One of our party was not a very adventurous eater, but bravely gave most Vietnamese foods a go in the lead up to Christmas. She did request that we have something ‘traditional’ (i.e. like you’d have in Australia or England) for Christmas Day lunch. We found that at The Cargo Club. And they even served Australian wine, so we felt totally at home! In the evening we branched out for a Vietnamese feast on a Cinnamon Cruises boat on the Thu Bon River.
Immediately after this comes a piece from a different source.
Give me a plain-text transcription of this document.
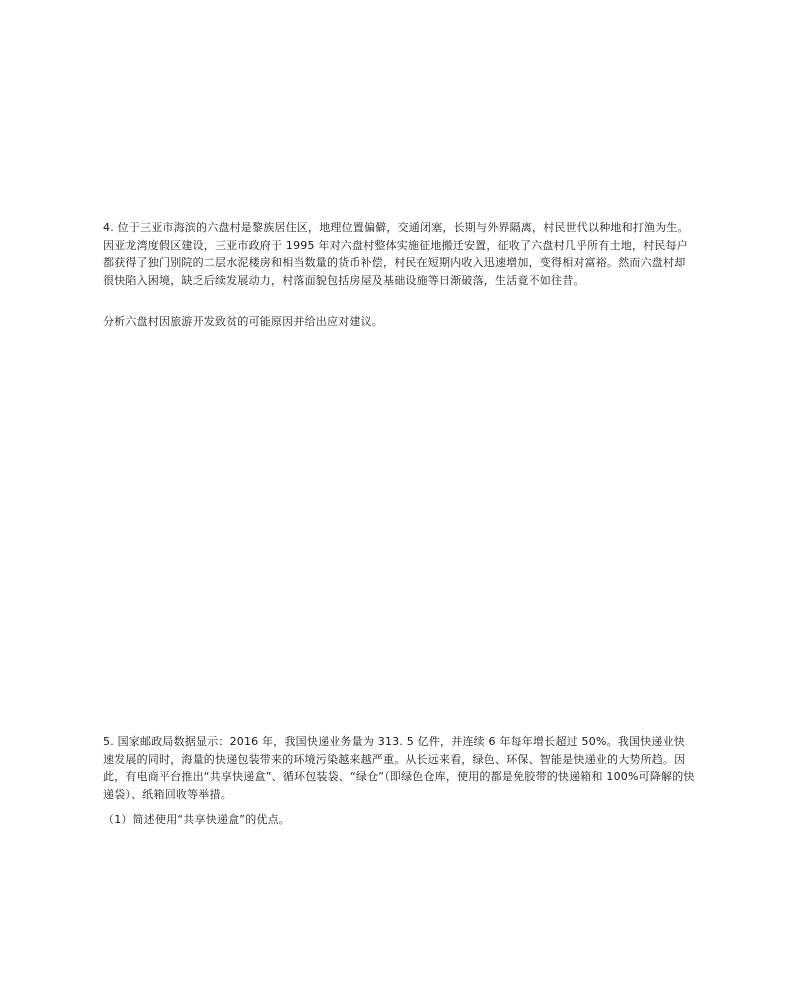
4. 位于三亚市海滨的六盘村是黎族居住区，地理位置偏僻，交通闭塞，长期与外界隔离，村民世代以种地和打渔为生。因亚龙湾度假区建设，三亚市政府于 1995 年对六盘村整体实施征地搬迁安置，征收了六盘村几乎所有土地，村民每户都获得了独门别院的二层水泥楼房和相当数量的货币补偿，村民在短期内收入迅速增加，变得相对富裕。然而六盘村却很快陷入困境，缺乏后续发展动力，村落面貌包括房屋及基础设施等日渐破落，生活竟不如往昔。

分析六盘村因旅游开发致贫的可能原因并给出应对建议。

5. 国家邮政局数据显示：2016 年，我国快递业务量为 313. 5 亿件，并连续 6 年每年增长超过 50%。我国快递业快速发展的同时，海量的快递包装带来的环境污染越来越严重。从长远来看，绿色、环保、智能是快递业的大势所趋。因此，有电商平台推出“共享快递盒”、循环包装袋、“绿仓”（即绿色仓库，使用的都是免胶带的快递箱和 100%可降解的快递袋）、纸箱回收等举措。

（1）简述使用“共享快递盒”的优点。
9. Start your own new traditions

After I read the Home to Roam blog post, I was quite taken with the idea of the kids having matching t-shirts to sleep in on Christmas Eve…so the girls and I chose some at the markets in Saigon that they, Britannia and her brother all wore on Christmas Eve.  Plus Queenie, The Impossible Princess and Britannia took themselves off to the hotel day spa on Christmas Eve afternoon and asked the girls there to paint their nails in fun designs (kiwifruit, watermelon etc) to celebrate Christmas.

10. Like ET, phone home

Using the hotel’s wi-fi, we Skyped back to our family Christmas in Western Australia, and also posted Christmas morning photos to Facebook. Technology nowadays means that maintaining that connection to home is cheap and easy. Heck, I can still remember the days when you had to pre-book an overseas phone call for Christmas Day. Haven’t things changed?

Have you had a merry Christmas aboard? What worked for you?